ニューヨーク1
氷の暴風が続くニューヨークは廃墟と化していた。
摩天楼と呼ばれるような高層建物の窓ガラスは、もちろん強化ガラスである。しかしカテゴリー3か4はありそうなハリケーン並みの暴風に対して効果は薄かった。
拳ほどの大きさの雹や、看板などの飛翔物の衝突にさらされたために、今や全体の4割ほどが割れていた。
それよりも強度が低い古い建物は天井が押し潰されてかなり崩れ、中には雪が溜まっている。
その廃墟となった街を厚さ30メートルもの雪が覆っていた。なおも続く暴雪暴風で、その雪の重みに耐えられず崩壊する高層アパートがまた1つ、闇の中で轟音を響かせた。
あまりにも分厚い雲のせいで、夜でもないのに真っ暗である。
ほぼ止まったとはいえ、暖かい海流が沖合いを北に流れている。そのため大量の水蒸気が陸側に押し寄せて、それがそのまま雪に変わっていた。
上空にはいくつもの積乱雲が互いに結合して、スーパーセルともいわれる巨大な前線を形成していた。湿気を大量に含んだ雪は重く、雪の結晶も肉眼で楽に見えるほど巨大である。それが絶え間なく吹く横殴りの風に乗ってニューヨークの街に降り積もっていた。

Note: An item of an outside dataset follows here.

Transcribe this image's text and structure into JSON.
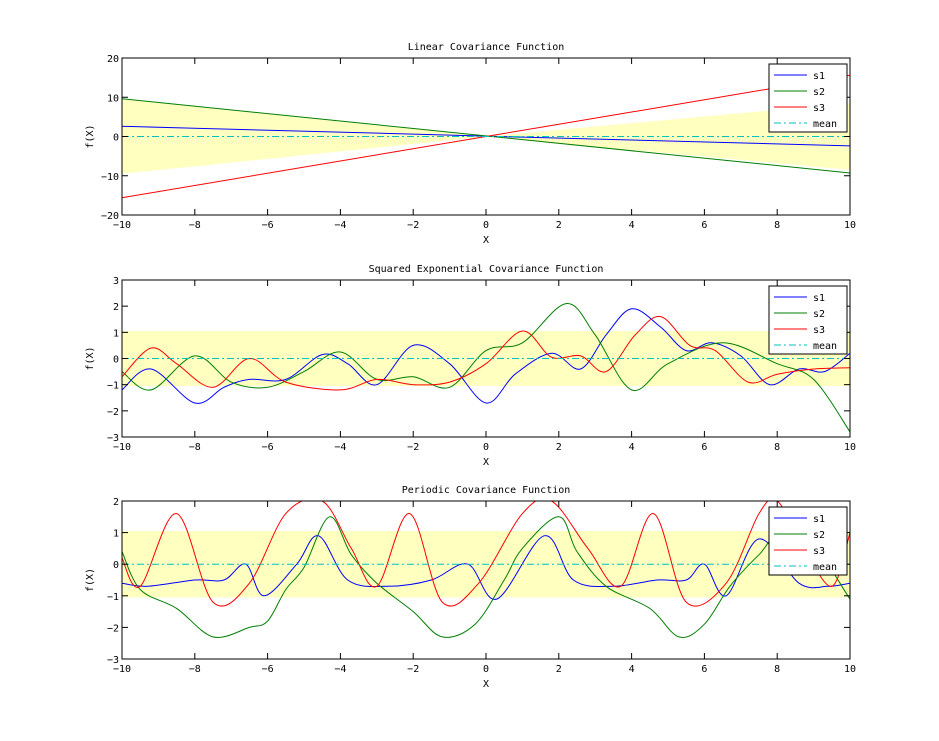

既に電気やガスなどのインフラは崩壊しており、どこにも明かりは見られず、闇に閉ざされた廃墟には人影も見られない。大量の雪が降り続けているので視界も極端に悪く、数メートル先までしか見えない。その闇の中で、暴風の轟音が建物を震わせていた。
その中を1人、ナンがサンダル履きのシャツ姿で雪の上を歩いていた。わずかに浮遊しているのだろう、足跡が雪の上に残っていない。
大量に降り注ぐ雪がナンの障壁に弾かれているため、まるで白い傘をさしているように見える。
そのナンが上空を見上げた。
「もう冬になるのう……雪は氷に変わっていくか」
実際、30メートルも積もった雪は、その自重で次第に押し潰されていく。潰された雪は、地面に近い方から固い氷に変化していた。
同様の事態は、ここニューヨークだけでなくカナダを含むアメリカ東部全体に及んでいた。暖かいフロリダ半島ですら北部は例外ではなくなり、広大なオレンジ園が雪に埋もれていた。
崩壊して雪に埋もれた建物の瓦礫の向こうに、よろよろと逃げ惑うボロボロの人々の姿が見えた。飢餓と凍傷のために、服からのぞく痩せ細った手足が黒くなっている。
「ほう……まだ残っていたのか」
ナンが哀しげな顔でつぶやいた。
一行は何とか南へ向かおうとしているようだ。しかし、30メートルに達する雪の上ではカンジキやスキー、ソリを使っても沈み込むために、なかなか進めないようである。
気温は零下10度にはなっているだろう、ナンには葬送行進のようにも見えた。
その行進が大雪と闇の中に消えるのを見送ってから、ポケットに突っ込んでいたラジオを持って空に掲げた。電源ランプが光り、キュイーンと音がして放送局を探すが……雑音しか聞こえない。
「北の街は全て沈黙したか。ここもそろそろだな」
その時、ラジオからクー博士の声が飛び込んできた。
「ナン、聞こえるかね。また困った連中が来たよ」
がっくりしたような顔をして、ナンが西の方角を眺める。闇と大雪の壁の向こう側を細い目で見て、小さくため息をついた。